As mentioned before, one of the aspects that has to be considered when designing a OO framework in JavaScript, is if the framework should be calling the constructors of superclass or if it should remain the responsibility of the developer. The Dojo developers have adopted the approach where Dojo would be calling all the constructors of superclasses. The downside of that is that if a subclass was expecting 5 parameters in its constructor, then the subclass's constructor should be dealing with the same set. That might be inconvenient when developer is creating a specialized subclass that would need to expose different set of parameters, assuming that superclass's part should be initialized with some kind of default values.

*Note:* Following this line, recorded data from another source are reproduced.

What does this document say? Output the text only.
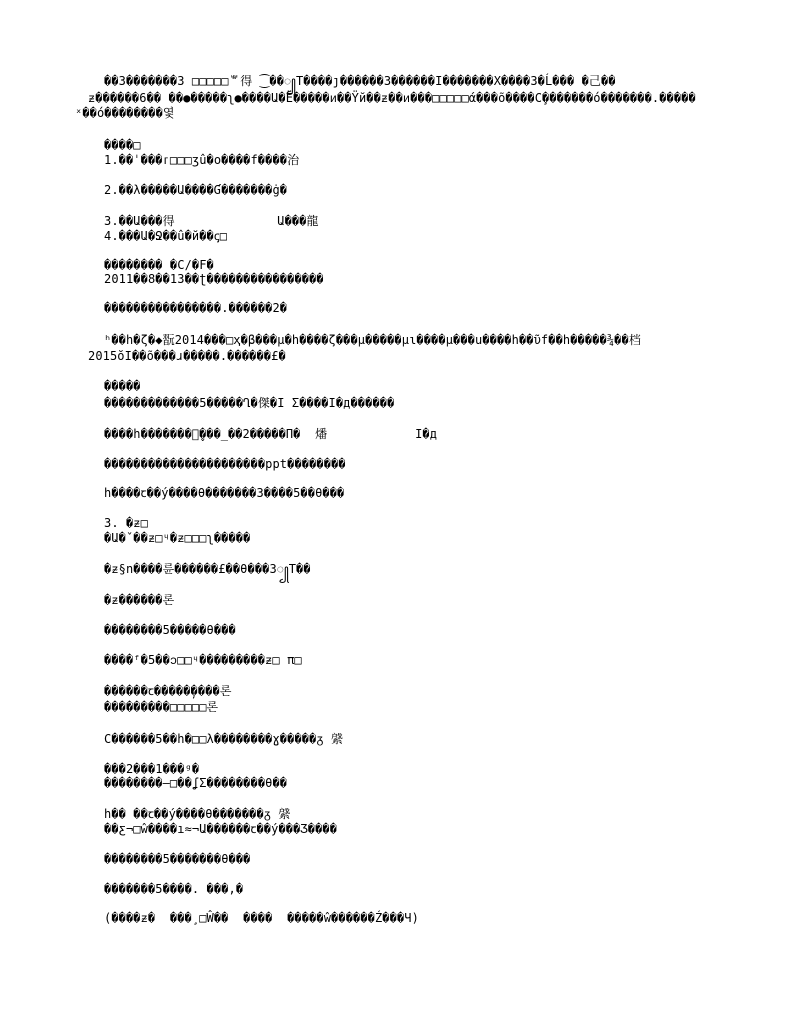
��3�������3 □□□□□ᄬ得 ⁐��꧀T����ȷ������3������I�������X����3�Ĺ��� �己��
ᵶ������6�� ��●�����ʅ●����Ա�Ë�����ᴎ��Ÿй��ᵶ��ᴎ���□□□□□ά���õ����Ϲ̧�������ό�������.�����
ˣ��ό��������옃
����□
1.��ˈ���ᴦ□□□ʒû�o����f����治
2.��λ�����Ա����Ɠ�������ġ�
3.��Ա���得              Ա���龍
4.���Ա�Ջ��û�й��ꞔ□
�������� �C/�F�
2011��8��13��ʈ����������������
����������������.������2�
ʰ��h�ζ�◆翫2014���□ҳ�β���μ�h����ζ���μ�����μɩ����μ���u����h��ῦf��h�����¾��档
2015ŏI��õ���ɹ�����.������£�
�����
�������������5�����Ղ�傑�Ӏ Σ����I�д������
����h�������ᡪ̬���̲��2�����Π�  燔            I�д
����������������������ppt��������
h����ꞇ��ý����θ�������3����5��θ���
3. �ᵶ□
�Ա�ˇ��ᵶ□ᶣ�ᵶ□□□ʅ�����
�ᵶ§n����륜������£��θ���3꧀T��
�ᵶ������론
��������5�����θ���
����ᶠ�5��ᴐ□□ᶣ���������ᵶ□ π□
������ꞇ�����̦����론
���������□□□□□론
C������5��h�□□λ��������ɣ�����ᵹ 䋯
���2���1���ᵍ�
��������–□��ʆΣ��������θ��
h�� ��ꞇ��ý����θ�������ᵹ 䋯
��ƹ¬□ŵ����ı≈¬Ա������ꞇ��ý���Ʒ����
��������5�������θ���
�������5����. ���,�
(����ᵶ�  ���¸□Ŵ��  ����  �����ŵ������Ź���Ɥ)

The other aspect that requires special consideration is whether the framework should support multiple inheritance. The developers of Dojo toolkit suggest that usage of mixins could be the answer in this case. But when mixins are being used, the following questions would require answers:
- Are mixins supposed to have member variables? If they are, how to handle the cases when the mixin have member variable(s) of the same name as the class that is being defined?
- If the mixin has a constructor and the constructor requires certain parameters, how and when it would be invoked?
- Is there a simple way to call inherited methods, other than specifying the full name of method that is being called?
Answers to such questions exist for C++, but hardly you would be able to find a solution for JavaScript that would be unambiguous and convenient to use. That's why jGrouse framework is using delegation instead of multiple inheritance.